Mutational analysis and pathway enrichment (KEGG) in RAS-positive papillary thyroid carcinomas (PTC) from The Cancer Genome Atlas (TCGA) cohort. (A) A forest plot showing the eleven genes exclusively and recurrently mutated (present in at least two samples) in 60 RAS-positive samples. *** p-value ≤ 0.001, ** p-value ≤ 0.01, * p-value < 0.05, NS = non-significant p-value (B) KEGG pathway enrichment of the 11 exclusively mutated genes in rhe RAS-positive TCGA cohort.

Figure 5

Differential gene expression analysis in the RAS-positive group from the discovery cohort (11 samples) detected 1765 genes significantly up- and downregulated.
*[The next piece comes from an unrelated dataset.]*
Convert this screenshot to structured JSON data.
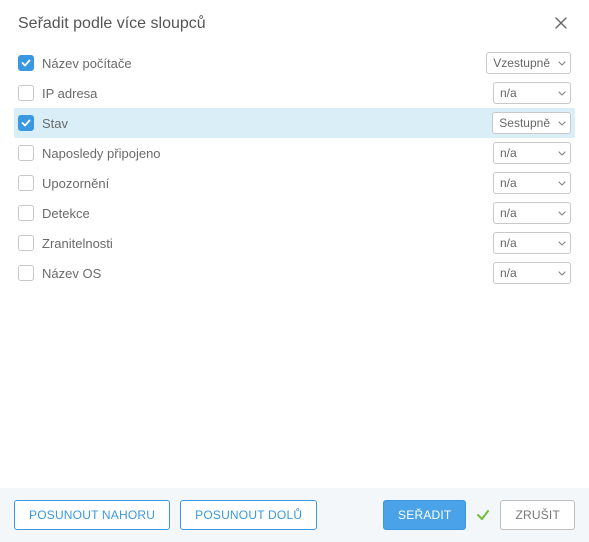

The top 10% ranked genes were differentially expressed, which shows that the ones with the lowest adjusted p-values were submitted to GSEA and KEGG enrichment to gain insight into altered biological processes and pathways. (A) GSEA enrichment analysis of biological processes that contain upregulated genes are marked on the left panel and downregulated on the right panel. (B) Pathway enrichment analysis (KEGG) results showed pathways in which most of their genes are upregulated (left) or down-regulated (right) in the RAS-positive cohort.

Figure 6

Differential gene expression analysis in RAS-positive PTC samples from the TCGA cohort (60 samples). Enrichment analysis (GSEA and KEGG) was performed on the top 10% genes differentially expressed composing the ones with lowest adjusted p-values to gain insights into altered biological process and pathways. (A) GSEA enrichment analysis of the biological processes that contain upregulated genes are marked on the left panel and downregulated on the right panel. (B) Pathway enrichment analysis result showed pathways in which most of their genes are upregulated (left) or downregulated (right) in RAS-positive TCGA cohorts. (C) Common pathways associated with cancer progression differentially expressed in both RAS-positive discovery cohort and RAS-positive PTC from the TCGA cohort.

Figure 7

Hippo signaling pathway KEGG-based map, showing genes up- (red) and downregulated (green) detected by differential expression (adjusted p-value ≤ 0.05) performed in both the RAS-positive discovery cohort and RAS-positive TCGA cohort.

Figure 8

Hippo pathway simplified map, summarizing the findings of the mutation and differential gene expression analysis in our RAS-positive cohort supported by the RAS-positive TCGA data analysis. Inactivation of this pathway promotes YAP/TAZ translocation into the nucleus and targets gene expression, which leads to cellular survival and growth. Once Hippo is inactive and YAP/TAZ acting, a crosstalk may occur with the BMP and Wnt pathways.